Gemiler yakmak, canı yanma bahasına da olsa yakabilmek, bana faydasız tutkulardan vazgeçmeyi ilham ediyordu. İnsanın alışkanlık haline gelmiş olan ahlâkını bir tarafa bırakıvermesi gibi anlıyordum. Elbette acı duyuluyordu. Kendimde yaşadığımı şarkıda buluyordum. Ve insanın kendine olan uzaklığı… Daha önce de bunu anlamıştım. Kendi hakikatine uzaklık, Yaradan’ına olan uzaklık oluyordu ve çok acı idi. Gemileri yakmak bir başka bakımdan, belki de yol aldıktan sonra kaybetmek tekrar başa dönmek oluyordu ki bu çocuğu yeniden büyütmeliyim derken, ümidimizi kaybetmemeyi, içimizdeki yeni doğmuş niyetler, duygular mânasında olan çocuğu, yeniden büyütmeye başlamayı idrak ediyordum. Yeniden bir ümit ile büyütmeye başlamak da kolay olmayacaktı. Kor ateşlerde yürütmek, sıkıntılara, belâlara katlanmak; değirmenlerde öğütmek de sıkıntılara katlanacak sabra sahip olmak mânasını ilham ediyordu. Çok seviyordum Sezen’i… öz olarak birkaç satıra sığdırıp, ifadeyi nasıl da kuvvetle veriyordu. Bu doğrudan İlâhi ilham olmalıydı. Can kulağı ile dinlenebilirse diğer şarkılarında da aynı ifadeler vardı. Anlaşılan minik serçe iyice büyümüştü…

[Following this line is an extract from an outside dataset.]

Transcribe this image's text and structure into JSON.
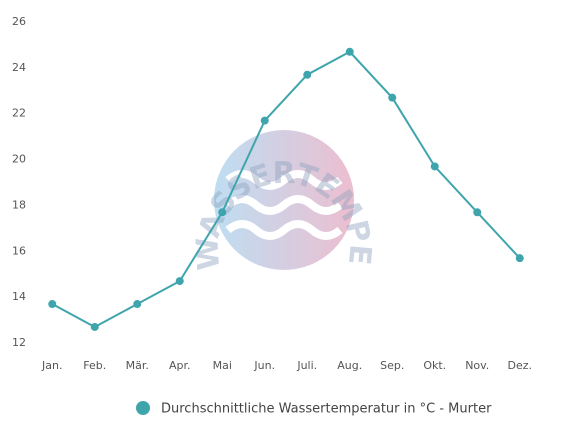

Allah herkesten sesleniyordu. Bazen herkesi O’na çok yakın, kendimi de en uzak olarak buluyordum. Dünya küçülmüş, hepimiz toplasan bir avuç insan… Anlaşamayacak, paylaşamayacak ne vardı sanki? Hepimiz O’nu söylemiyor muyduk? Birimiz şiirle, birimiz müzikle, birimiz yazı ile… Bütün dünyanın kardeşçe, dostça bir arada oluşunu O istemiyor muydu? O halde niye ayrılık, kavga, çekememe, savaş, hakir görme? Bütün insanlık sevgide birleşemez miydik? Sadece sevgide… Birleşemediğimiz diğer noktalar, bizim farklılıklarımız olsun ve dünyayı zengin kılsın… “farkındayım, farkındayım…” gözlerim Boğazda, yüreğim müziğe takılı içim geçiyor.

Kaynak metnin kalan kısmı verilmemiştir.